Cette malédiction de l’or noir qui prive l’Afrique de sa richesse

Mercredi 23 mai 2007

Journal l’Humanité

Rubrique Tribune libre

Article paru dans l’édition du 3 février 2007.

Cette malédiction de l’or noir qui prive l’Afrique de sa richesse

Afrique pillage à huis clos. Comment une poignée d’initiés siphonne le pétrole africain, par Xavier Harel. Éditions Fayard, 2006, 280 pages, 19 euros.

«  La malédiction de l’or noir existe bel et bien. » C’est le constat que dresse le journaliste Xavier Harel dans ce passionnant ouvrage consacré à l’exploitation pétrolière en Afrique. « En Afrique, pétrole n’a jamais rimé avec prospérité mais avec pauvreté, corruption, instabilité politique et guerre civile. » Nigeria, Gabon, Guinée Équatoriale, Congo Brazzaville : les populations des pays détenteurs de pétrole sont parmi les plus pauvres et les plus abandonnées du monde.

À la source de ce paradoxe, les relations troubles entre les anciennes métropoles et les nouvelles capitales pétrolières du continent. « L’Afrique meurt du comportement prédateur de certains de ses dirigeants, pour le plus grand profit des majors du pétrole… Avec la bénédiction de Jacques, Tony et Georges. » Au-delà de la multiplication des discours sur la nécessité de la bonne gouvernance et de la lutte contre la corruption, les gouvernements occidentaux s’accommodent fort bien de régimes corrompus qui accordent des concessions pétrolières à leurs compagnies. Leur complaisance à l’égard des paradis fiscaux comme leur refus de contraindre leurs groupes pétroliers à publier les royalties versées aux pouvoirs africains permet tous les détournements. De la France à la Chine, en passant par le Royaume-Uni et les États-Unis, pas un pays en quête de matières premières qui ne participe au grand pillage des richesses africaines.

Les pouvoirs africains ne sont pas en reste. À elles seules, leurs élites « détiendraient entre 700 et 800 milliards de dollars dans des comptes à l’étranger ». En 2005, un séjour de huit jours à New York d’une délégation congolaise a coûté 295 000 dollars au pays, dont 8 500 dollars par jour pour la suite du président Sassou Nguesso. Dans ce pays, le niveau de corruption est tel que les fonds vautours, qui possèdent une partie de la dette du pays et exigent à ce titre la transparence, sont devenus « paradoxalement les alliés objectifs des populations ». En Angola, le pouvoir a été jusqu’à menacer de retirer ses droits d’exploitation à BP, pour empêcher la compagnie britannique de mettre en application sa promesse de rendre publiques l’ensemble des sommes versées au gouvernement du pays.

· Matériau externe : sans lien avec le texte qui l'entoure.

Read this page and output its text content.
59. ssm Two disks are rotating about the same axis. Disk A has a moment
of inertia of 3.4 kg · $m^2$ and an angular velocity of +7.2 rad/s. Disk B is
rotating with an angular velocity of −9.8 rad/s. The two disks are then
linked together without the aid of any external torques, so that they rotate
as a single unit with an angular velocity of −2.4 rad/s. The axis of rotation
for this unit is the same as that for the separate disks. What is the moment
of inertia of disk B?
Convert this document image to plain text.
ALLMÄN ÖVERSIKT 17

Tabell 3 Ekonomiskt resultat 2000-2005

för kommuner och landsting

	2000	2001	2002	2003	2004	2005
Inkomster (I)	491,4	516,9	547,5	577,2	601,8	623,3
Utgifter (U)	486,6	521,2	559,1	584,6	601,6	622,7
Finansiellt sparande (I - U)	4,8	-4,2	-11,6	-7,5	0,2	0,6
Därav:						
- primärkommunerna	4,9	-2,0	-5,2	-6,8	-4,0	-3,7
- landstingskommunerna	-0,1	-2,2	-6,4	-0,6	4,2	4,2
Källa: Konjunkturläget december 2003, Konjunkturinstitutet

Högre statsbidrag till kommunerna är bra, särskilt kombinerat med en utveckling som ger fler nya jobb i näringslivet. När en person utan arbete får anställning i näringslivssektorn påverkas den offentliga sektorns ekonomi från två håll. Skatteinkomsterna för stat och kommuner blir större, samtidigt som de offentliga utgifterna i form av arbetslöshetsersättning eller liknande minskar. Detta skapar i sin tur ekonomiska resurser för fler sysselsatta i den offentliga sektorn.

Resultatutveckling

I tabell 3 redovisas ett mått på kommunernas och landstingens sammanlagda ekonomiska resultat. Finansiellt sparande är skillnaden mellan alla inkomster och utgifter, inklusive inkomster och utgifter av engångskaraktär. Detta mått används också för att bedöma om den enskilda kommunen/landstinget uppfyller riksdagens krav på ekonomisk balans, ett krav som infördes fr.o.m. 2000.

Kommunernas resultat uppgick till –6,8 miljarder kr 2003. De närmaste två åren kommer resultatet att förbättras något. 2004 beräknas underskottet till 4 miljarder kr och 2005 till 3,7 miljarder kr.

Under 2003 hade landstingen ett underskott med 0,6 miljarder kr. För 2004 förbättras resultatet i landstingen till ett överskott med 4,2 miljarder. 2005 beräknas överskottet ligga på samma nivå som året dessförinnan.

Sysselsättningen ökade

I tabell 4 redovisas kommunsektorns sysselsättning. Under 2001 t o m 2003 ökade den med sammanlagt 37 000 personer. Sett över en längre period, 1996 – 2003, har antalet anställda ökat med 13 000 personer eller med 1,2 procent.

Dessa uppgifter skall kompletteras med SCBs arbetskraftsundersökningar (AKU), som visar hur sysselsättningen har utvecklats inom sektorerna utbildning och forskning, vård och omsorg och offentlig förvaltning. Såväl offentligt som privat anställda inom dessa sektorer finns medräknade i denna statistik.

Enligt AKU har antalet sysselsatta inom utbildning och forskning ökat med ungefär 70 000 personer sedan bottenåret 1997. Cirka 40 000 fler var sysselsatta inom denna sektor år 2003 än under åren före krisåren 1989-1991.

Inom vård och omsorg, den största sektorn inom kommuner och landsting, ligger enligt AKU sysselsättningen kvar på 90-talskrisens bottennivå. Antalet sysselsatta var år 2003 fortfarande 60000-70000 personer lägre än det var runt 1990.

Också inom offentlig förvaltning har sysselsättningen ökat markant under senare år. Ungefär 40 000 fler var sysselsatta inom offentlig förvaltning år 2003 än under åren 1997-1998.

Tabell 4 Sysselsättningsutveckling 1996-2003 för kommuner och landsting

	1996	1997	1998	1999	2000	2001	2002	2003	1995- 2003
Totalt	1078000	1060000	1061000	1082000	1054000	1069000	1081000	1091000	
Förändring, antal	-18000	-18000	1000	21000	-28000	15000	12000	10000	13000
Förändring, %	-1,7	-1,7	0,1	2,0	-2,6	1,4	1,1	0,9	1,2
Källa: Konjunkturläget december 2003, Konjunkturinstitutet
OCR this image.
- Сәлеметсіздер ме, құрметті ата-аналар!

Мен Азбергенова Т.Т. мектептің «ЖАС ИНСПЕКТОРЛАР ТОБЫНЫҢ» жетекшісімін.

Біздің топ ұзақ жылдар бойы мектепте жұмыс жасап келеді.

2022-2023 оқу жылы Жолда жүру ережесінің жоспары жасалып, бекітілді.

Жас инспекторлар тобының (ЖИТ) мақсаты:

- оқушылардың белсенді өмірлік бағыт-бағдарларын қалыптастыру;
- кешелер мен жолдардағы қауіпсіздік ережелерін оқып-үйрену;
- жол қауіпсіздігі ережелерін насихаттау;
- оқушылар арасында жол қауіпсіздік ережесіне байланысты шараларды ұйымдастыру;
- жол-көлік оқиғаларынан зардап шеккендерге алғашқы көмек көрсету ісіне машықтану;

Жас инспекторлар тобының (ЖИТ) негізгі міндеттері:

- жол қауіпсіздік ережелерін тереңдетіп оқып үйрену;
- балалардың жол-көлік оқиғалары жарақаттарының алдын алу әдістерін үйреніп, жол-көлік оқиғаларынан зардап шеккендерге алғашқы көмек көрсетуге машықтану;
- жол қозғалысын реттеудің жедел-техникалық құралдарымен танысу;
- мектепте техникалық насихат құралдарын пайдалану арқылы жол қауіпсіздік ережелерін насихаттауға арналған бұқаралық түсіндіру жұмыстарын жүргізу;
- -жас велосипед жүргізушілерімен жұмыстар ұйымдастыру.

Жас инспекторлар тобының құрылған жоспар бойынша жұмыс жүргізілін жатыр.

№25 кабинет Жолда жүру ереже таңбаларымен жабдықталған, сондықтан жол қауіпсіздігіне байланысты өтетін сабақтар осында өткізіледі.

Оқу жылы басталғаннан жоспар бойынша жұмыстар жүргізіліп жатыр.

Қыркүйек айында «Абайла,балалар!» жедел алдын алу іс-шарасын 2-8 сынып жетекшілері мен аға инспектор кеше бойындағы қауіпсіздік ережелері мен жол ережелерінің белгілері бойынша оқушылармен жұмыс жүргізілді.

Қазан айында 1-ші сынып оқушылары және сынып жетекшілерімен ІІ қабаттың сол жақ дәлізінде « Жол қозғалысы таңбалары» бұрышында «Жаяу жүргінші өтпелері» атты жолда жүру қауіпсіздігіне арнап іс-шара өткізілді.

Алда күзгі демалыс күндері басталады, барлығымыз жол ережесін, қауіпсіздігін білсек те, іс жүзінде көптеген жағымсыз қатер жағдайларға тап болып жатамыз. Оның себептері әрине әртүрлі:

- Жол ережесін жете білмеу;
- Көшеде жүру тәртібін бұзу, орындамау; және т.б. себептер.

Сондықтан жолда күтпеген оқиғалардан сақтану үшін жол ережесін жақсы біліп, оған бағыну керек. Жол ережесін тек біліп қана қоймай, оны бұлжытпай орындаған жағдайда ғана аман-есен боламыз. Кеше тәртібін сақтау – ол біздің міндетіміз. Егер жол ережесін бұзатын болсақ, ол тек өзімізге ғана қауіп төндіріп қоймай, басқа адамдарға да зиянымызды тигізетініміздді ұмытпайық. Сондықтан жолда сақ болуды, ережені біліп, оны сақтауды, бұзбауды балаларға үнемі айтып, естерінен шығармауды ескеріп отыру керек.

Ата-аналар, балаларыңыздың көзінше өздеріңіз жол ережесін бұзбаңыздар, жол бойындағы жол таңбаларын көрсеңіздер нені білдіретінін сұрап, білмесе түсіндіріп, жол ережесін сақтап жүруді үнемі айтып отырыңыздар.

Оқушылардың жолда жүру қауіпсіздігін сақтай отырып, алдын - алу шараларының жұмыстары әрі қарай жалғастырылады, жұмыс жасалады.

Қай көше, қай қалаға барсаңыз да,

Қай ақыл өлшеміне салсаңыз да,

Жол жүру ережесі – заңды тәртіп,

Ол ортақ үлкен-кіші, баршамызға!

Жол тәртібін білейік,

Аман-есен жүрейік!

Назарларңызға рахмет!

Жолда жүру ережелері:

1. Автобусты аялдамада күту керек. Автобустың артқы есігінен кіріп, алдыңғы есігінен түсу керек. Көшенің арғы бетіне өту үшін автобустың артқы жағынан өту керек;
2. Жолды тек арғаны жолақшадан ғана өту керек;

Les sommes détournées sont considérables. « L’Union africaine estime que 148 milliards de dollars quittent chaque année le continent pour trouver refuge dans le système financier des pays développés. » Et ces fonds pourraient encore s’accroître avec l’augmentation de la production. Face à de tel montants, les moyens promis dans le cadre de l’aide au développement paraissent bien dérisoires. Devant les faibles résultats des initiatives officielles de régulation, Harel prône l’obligation pour les compagnies du Nord « de publier, pays par pays, les paiements réalisés ». Un point de départ indispensable pour permettre aux populations africaines de faire pression sur leurs gouvernements. Comme le résume l’économiste Joseph Stiglitz, cité par l’auteur, ce dont ces pays producteurs ont besoin « ce n’est pas un soutien financier extérieur plus important, c’est d’être aidé en vue d’obtenir la pleine valeur de leurs ressources et de bien dépenser l’argent reçu ».

Camille Bauer

Publié avec l’aimable autorisation du journal l’Humanité.